Gray mold and soft rot are the most important postharvest diseases of tomato worldwide. A survey of fresh-market tomato fruit was conducted in Oahu to determine which fungal and bacterial pathogens were most commonly associated with postharvest disease. Alternaria, Botrytis, Colletotrichum, Fusarium, Geotrichum, Mucor, Stemphyllium, Rhizopus and Penicillium were the most frequently isolated fungi and Acetobacter, Gluconobacter, Klebsiella, Leuconostoc and Pectobacterium were the prevalent bacteria.  Fifty-one percent of the diseased tomatoes had been imported from California and Mexico and 49% had been grown locally at three sites in Oahu. Pathogenicity tests revealed that 33 of 99 fungal isolates and 10 of 17 bacterial isolates were pathogenic on tomato types known as common market, cherry and grape tomato. Based on fruit assays, Botrytis cinerea (B03) and Pectobacterium carotovorum (BA17) were the most virulent isolates. Tested leaf extracts of Capsicum annuum cv.
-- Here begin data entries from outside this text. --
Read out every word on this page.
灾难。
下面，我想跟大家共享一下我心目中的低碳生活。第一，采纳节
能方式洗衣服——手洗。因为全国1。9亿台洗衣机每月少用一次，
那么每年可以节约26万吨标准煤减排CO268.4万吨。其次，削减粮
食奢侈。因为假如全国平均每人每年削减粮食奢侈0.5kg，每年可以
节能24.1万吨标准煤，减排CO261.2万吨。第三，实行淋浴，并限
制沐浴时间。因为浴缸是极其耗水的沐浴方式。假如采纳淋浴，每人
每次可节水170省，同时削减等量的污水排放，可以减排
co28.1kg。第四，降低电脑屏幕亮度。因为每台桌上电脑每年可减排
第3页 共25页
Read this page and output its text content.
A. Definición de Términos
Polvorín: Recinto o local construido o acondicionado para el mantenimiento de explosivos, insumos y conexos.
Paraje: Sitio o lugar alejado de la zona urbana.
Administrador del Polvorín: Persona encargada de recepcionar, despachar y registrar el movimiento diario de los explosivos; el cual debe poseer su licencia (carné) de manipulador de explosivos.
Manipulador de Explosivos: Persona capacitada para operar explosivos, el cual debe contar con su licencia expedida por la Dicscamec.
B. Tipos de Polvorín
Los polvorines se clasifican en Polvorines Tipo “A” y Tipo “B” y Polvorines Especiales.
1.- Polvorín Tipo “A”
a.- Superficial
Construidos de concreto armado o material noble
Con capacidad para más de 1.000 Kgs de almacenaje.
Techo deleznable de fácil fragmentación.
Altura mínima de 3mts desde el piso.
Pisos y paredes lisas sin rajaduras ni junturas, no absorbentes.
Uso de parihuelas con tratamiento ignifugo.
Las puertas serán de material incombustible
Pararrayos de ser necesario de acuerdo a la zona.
Stocky Red, C. annuum cv. Criolla de cocina, Capsicum chinense cv. NuMexsuave, Tagetes tenuifolia, Aloe vera, Origanum vulgare and Azadirachta indica were ineffective as biopesticides and did not reduce spore germination or mycelial growth of B. cinerea (B03) nor P. carotovorum (BA17). In contrast, a proprietary product (PF) reduced mycelial growth of B. cinerea (B03) and was further evaluated at doubling concentrations ranging from 0.0625 to 1 ml/L. Mycelial growth of B. cinerea and other fungi was completely inhibited by exposure to PF  at 1 ml/L. On the other hand, PF was not an effective biopesticides against P. carotovorum. PF shows promise for reducing gray mold and will be evaluated as a preharvest spray on tomato plants in the greenhouse.

Key words: Survey, postharvest diseases, tomato, natural product, Botrytis cinerea, Pectobacterium carotovorum.